Khaitalin, selbsternannte Tochter der Eisigen Ebenen, lümmelte gelangweilt auf dem Holzstuhl herum. Sie kippte ihn nach hinten, sodass er nur noch auf zwei Beinen stehend wackelig an der Wand lehnte und musterte im Halbdunkel ihren namenlosen Ehrengast.
Ihre Finger spielten an dem Fuchsschwanz herum, der das Fell zierte, das sie sich als Schutz gegen die bittere Kälte über die Schultern geworfen hatte.
»Du bist ein großes Risiko eingegangen, um ein klein wenig Gold zu verlieren«, sagte sie zu dem Krieger, den ihre beiden jüngeren Brüder Vetor und Ammar vor ihr zu Boden geworfen hatten. Ihr Blick streifte den schweren Goldbeutel, der dem Knienden aus der Hand gefallen war. Unzählige schimmernde Goldmünzen lagen über den Boden verteilt.
»Ich komme in Syras Auftrag«, offenbarte der Krieger zähneknirschend.

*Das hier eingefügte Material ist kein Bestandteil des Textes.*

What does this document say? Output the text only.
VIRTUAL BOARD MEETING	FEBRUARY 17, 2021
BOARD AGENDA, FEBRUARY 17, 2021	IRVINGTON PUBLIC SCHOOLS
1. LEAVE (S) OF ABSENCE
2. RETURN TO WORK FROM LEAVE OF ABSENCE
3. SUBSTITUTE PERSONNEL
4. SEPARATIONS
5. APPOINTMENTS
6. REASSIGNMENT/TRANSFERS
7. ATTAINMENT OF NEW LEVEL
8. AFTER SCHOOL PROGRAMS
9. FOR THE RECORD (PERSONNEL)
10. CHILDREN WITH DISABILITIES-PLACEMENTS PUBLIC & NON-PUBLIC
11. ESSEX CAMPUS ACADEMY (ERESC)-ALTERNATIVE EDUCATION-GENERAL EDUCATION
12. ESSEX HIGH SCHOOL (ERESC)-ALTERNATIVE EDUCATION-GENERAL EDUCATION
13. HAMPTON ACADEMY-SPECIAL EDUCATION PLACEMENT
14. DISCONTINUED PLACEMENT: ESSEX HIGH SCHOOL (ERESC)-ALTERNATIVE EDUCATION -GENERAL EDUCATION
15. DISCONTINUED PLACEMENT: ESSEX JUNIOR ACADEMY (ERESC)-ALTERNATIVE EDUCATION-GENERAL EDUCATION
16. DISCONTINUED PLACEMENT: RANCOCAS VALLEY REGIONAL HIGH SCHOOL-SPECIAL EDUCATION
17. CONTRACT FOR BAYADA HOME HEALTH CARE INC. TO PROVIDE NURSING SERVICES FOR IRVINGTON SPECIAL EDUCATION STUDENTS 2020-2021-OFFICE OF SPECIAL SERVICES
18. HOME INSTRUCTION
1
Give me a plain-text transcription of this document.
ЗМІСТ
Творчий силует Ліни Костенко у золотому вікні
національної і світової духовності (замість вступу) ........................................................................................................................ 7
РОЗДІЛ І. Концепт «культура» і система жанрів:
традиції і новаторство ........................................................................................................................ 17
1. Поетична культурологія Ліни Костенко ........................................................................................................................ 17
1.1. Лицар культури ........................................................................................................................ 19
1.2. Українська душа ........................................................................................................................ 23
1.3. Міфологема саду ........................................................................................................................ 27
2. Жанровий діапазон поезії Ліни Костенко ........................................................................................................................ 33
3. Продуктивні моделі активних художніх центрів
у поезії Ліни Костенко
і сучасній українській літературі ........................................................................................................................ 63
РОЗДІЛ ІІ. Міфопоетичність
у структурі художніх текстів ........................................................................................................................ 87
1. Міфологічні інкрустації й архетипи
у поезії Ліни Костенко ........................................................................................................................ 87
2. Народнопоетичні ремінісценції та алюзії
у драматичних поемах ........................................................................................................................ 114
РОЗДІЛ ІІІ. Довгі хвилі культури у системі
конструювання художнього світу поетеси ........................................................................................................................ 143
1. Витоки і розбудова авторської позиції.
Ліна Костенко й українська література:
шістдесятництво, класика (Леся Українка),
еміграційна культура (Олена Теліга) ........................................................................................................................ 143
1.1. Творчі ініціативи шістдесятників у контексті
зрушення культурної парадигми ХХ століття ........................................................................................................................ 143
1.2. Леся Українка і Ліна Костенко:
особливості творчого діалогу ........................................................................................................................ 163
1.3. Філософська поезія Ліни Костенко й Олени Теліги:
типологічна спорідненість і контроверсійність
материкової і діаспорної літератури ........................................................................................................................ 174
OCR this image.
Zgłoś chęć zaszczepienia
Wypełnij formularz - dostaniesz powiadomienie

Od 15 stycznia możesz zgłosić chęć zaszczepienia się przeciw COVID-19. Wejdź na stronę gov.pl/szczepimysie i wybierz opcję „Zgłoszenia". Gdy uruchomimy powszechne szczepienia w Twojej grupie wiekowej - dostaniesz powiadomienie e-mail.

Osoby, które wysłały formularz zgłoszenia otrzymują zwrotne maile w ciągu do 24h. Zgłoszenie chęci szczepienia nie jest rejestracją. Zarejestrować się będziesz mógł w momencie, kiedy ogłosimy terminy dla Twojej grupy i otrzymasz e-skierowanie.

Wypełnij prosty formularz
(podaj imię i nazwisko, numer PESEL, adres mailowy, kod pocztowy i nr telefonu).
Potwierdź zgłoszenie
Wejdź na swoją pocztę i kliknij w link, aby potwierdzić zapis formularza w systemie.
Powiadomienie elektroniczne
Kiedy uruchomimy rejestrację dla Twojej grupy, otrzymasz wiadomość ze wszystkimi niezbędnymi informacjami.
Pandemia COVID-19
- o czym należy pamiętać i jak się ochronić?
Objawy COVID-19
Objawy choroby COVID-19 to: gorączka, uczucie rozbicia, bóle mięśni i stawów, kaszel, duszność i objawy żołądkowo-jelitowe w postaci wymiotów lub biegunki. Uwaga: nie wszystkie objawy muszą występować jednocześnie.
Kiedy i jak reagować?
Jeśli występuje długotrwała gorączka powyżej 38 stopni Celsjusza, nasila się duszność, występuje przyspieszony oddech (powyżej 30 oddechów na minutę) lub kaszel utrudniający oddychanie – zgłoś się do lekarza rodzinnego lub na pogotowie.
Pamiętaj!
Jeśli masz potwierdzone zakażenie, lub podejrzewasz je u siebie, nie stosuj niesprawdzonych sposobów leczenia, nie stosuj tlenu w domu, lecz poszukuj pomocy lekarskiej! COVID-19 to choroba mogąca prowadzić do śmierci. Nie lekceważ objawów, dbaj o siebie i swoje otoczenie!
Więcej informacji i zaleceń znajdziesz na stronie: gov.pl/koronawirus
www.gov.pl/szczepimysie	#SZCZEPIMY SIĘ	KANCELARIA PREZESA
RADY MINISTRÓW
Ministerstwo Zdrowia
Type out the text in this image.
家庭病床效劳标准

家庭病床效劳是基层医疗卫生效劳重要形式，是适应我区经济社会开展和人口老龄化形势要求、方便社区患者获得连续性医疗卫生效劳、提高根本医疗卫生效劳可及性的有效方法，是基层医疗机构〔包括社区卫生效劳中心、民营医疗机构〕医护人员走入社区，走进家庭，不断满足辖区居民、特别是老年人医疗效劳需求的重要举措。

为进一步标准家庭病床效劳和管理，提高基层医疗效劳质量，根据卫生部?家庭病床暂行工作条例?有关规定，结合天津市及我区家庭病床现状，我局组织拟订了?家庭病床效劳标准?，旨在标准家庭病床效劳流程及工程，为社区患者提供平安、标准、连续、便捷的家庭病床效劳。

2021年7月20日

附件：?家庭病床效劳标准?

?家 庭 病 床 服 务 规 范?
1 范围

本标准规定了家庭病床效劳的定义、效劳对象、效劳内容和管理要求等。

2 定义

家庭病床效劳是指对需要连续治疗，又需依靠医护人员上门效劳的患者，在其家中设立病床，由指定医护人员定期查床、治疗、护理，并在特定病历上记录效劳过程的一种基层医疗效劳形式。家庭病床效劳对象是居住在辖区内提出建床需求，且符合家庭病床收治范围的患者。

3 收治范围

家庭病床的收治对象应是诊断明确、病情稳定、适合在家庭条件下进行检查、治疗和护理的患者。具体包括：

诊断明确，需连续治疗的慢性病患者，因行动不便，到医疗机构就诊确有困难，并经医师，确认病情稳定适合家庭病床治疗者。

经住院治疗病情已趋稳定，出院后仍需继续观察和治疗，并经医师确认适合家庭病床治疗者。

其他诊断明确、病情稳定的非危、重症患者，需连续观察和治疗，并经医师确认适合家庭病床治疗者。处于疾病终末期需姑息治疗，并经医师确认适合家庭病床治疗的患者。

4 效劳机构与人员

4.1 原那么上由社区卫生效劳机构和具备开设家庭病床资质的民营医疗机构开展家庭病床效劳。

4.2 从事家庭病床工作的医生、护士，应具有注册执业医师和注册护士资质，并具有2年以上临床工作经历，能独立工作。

Khaithalin beugte sich vor. Knarrend fiel der Stuhl auf alle vier Holzbeine zurück.
»Was will sie schon wieder von mir? Ich habe meine Schuld schon lange abbezahlt. Wir waren uns einig, es wäre besser, friedlich auseinanderzugehen und einander nie wieder zu sehen.«
»Syra ist da anderer Meinung. Sie wünscht, dass du ihr einen Gefallen tust.«
Die dicken, verfilzten Strähnen ihres Haares fielen ihr auf die Brust. Mit katzenhafter Anmut schlug die Kriegerin die Beine übereinander und musterte die Spitzen ihrer abgenutzten Lederstiefel. »Ich mache keine derartigen Geschäfte mehr. Sie haben mich in diese Lage gebracht. Ich bin durch damit. Sag Syra, dass ich ihr nicht helfen kann.«
Der Krieger räusperte sich. »Sie gibt dir dieses Gold als Zeichen ihres guten Willens.«
»Gold«, griff Khaithalin seine Worte auf, »interessiert mich nicht. Schau dich um, Markos. Was soll ich hier mit Gold und Reichtum anfangen?«
Sie befanden sich in einer schäbigen Holzhütte. Sie war alles, was Syra ihrer Familie gelassen hatte, nachdem sie in die Eisigen Ebenen verbannt worden waren. Einem gnadenlosen, harten Landstrich, der von Schnee überzogen und vereisten Bergen eingeschlossen war.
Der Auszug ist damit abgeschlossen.